Archive: July 2009
Resolved
July 30, 2009
I have a short piece in BusinessWeek.com's "Debate Room" this week.
The resolution is: "There's reason to be optimistic about the U.S. economy."
I take the negative. James J. Angel, from Georgetown University, is on the affirmative.
Peak Finance
July 24, 2009
The former chief economist at the International Monetary Fund, Simon Johnson, has a great post on Baseline Scenario today, where he doles out some pretty strong criticism of Obama economic advisor Larry Summers.
Among other things, Johnson argues that it isn't likely that the financial sector will help to put us back on a solid long-term growth path --because the economy has already hit "Peak Finance". Going forward, the financial sector will account for a smaller, not a larger share of the total economy. He links to a very useful slide presentation that spells out the economic and political mess we're in.
And don't miss Johnson's "The Quiet Coup", in the May issue of The Atlantic.
"We Didn't Know"
July 22, 2009
I'm just back from a couple of weeks in Barcelona, where I taught a short course at the Universitat Pompeu Fabra and then took some time off. During a visit to the Museu d'Art Contemporani de Barcelona there, I saw a great piece by Argentine conceptual artist León Ferrari called "Nosotros no sabíamos". The title references the refrain of socially and politcally respectable Argentines who are quick to say now that they just did not know about the torture, disappearances, and murders carried out by the military and others involved in the 1976 coup.
Ferrari's piece (available here in Flash format) simply mounts a wall full of clips from the Argentine press at the time of the coup. Taken together the headlines, photographs, and text provide a crushing refutation of this conveniently imagined ignorance. Pages and pages of headlines read: "Bodies Appear", "Body of ex-Radical Leader from Tucumán Found", "Three Bodies Riddled with Bullets Found in Trash Dump", "Body of child identified", "Three Writs of Habeus Corpus Filed", "Pope Expresses Concern Over Violence in Argentina", "Two Lawyers Kidnapped Thursday Turn Up Dead".
Of course, anyone who wanted to know, knew. The Argentine military chose the particular tactics documented in the clips --and permitted the press to run these accounts-- because these tactics spread fear, and people can't be afraid if they don't know what is going on.
The big first impression I had was that a conceptual artist here in the United States could easily do the same thing around the case for invading Iraq. The US media was overwhelmingly in favor of the invasion, but a dogged reader of even the Washington Post would have had enough information to be skeptical of the Bush-Cheney administration's claims about WMD.

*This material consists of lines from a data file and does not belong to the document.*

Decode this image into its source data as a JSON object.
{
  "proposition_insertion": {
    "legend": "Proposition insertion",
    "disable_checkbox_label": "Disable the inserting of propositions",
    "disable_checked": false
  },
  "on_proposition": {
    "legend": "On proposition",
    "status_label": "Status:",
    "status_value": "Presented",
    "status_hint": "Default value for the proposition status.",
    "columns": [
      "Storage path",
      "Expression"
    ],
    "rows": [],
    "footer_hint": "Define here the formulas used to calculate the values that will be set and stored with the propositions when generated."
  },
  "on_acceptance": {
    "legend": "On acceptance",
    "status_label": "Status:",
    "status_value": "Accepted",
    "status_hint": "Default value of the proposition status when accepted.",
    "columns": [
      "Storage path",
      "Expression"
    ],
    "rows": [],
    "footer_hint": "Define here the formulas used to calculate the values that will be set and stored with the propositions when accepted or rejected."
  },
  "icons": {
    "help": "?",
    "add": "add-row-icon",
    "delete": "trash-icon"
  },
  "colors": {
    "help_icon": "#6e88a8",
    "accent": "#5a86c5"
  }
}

But, then, it really hit me that the piece was much more directly applicable to the United States, a possible foretelling of where we might well be in 2020, say. "We Didn't Know" that the United States was torturing people. "We Didn't Know" that the United States was operating clandestine prisons around the world. Even though we did know all along about Abu Ghraib, Guantanamo, extraordinary rendition, waterboarding, and Dick Cheney.